I have Roth IRA CDs maturing after five years. If I take the cash, is the interest tax-free, or must it be reported as 2019 income? If I move these IRAs to another bank instead, can I take the check to the other bank myself or must it be done as a bank-to-bank transfer?

If you've owned a Roth IRA for five years and you're over 59 1/2 years old, the interest is tax-free. You don't have to report it.

It's best to move any type of IRA as a trustee-to-trustee transfer — for example, by having Bank A transfer your money electronically to Bank B, or by having Bank A give you a check made payable to Bank B not to you. The alternative is a rollover: taking a check payable to you and depositing it within 60 days in a new IRA or Roth IRA.

The catch: You're only allowed one IRA-to-IRA rollover every 12 months. That limit applies to IRAs and Roth IRAs in aggregate: If you do an IRA-to-IRA rollover today, you must wait 365 days before you can do another IRA-to-IRA or Roth IRA-to-Roth IRA rollover, said Ed Slott, a Rockville Centre tax accountant. (Note: The limit doesn't apply to rollovers from IRAs to Roth IRAs, or between 401(k)s and IRAs.)  

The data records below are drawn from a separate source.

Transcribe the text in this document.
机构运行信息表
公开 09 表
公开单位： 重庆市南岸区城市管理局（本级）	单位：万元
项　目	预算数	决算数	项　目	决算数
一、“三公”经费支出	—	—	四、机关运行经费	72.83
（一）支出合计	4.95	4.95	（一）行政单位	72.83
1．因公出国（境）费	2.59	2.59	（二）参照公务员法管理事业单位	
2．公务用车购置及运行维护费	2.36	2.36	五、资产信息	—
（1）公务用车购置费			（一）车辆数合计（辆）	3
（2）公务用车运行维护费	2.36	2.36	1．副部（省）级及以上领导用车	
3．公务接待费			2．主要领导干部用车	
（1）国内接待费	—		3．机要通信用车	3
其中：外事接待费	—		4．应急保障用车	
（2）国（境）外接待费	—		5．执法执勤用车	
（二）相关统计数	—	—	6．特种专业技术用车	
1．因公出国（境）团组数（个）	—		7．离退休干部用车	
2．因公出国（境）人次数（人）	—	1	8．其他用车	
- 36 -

"If you did an IRA-to-IRA rollover on Nov. 10, 2018, you must wait until Nov. 10, 2019, to do another," Slott said. "If you do a second IRA-to-IRA rollover in January 2019, it becomes a taxable distribution." A disqualified rollover that applies to a tax-free Roth IRA would be tax-free, but not cost-free, said Slott. Next week, I'll explain why.

The bottom line

It's prudent to move IRAs between custodians in a trustee-to-trustee transfer.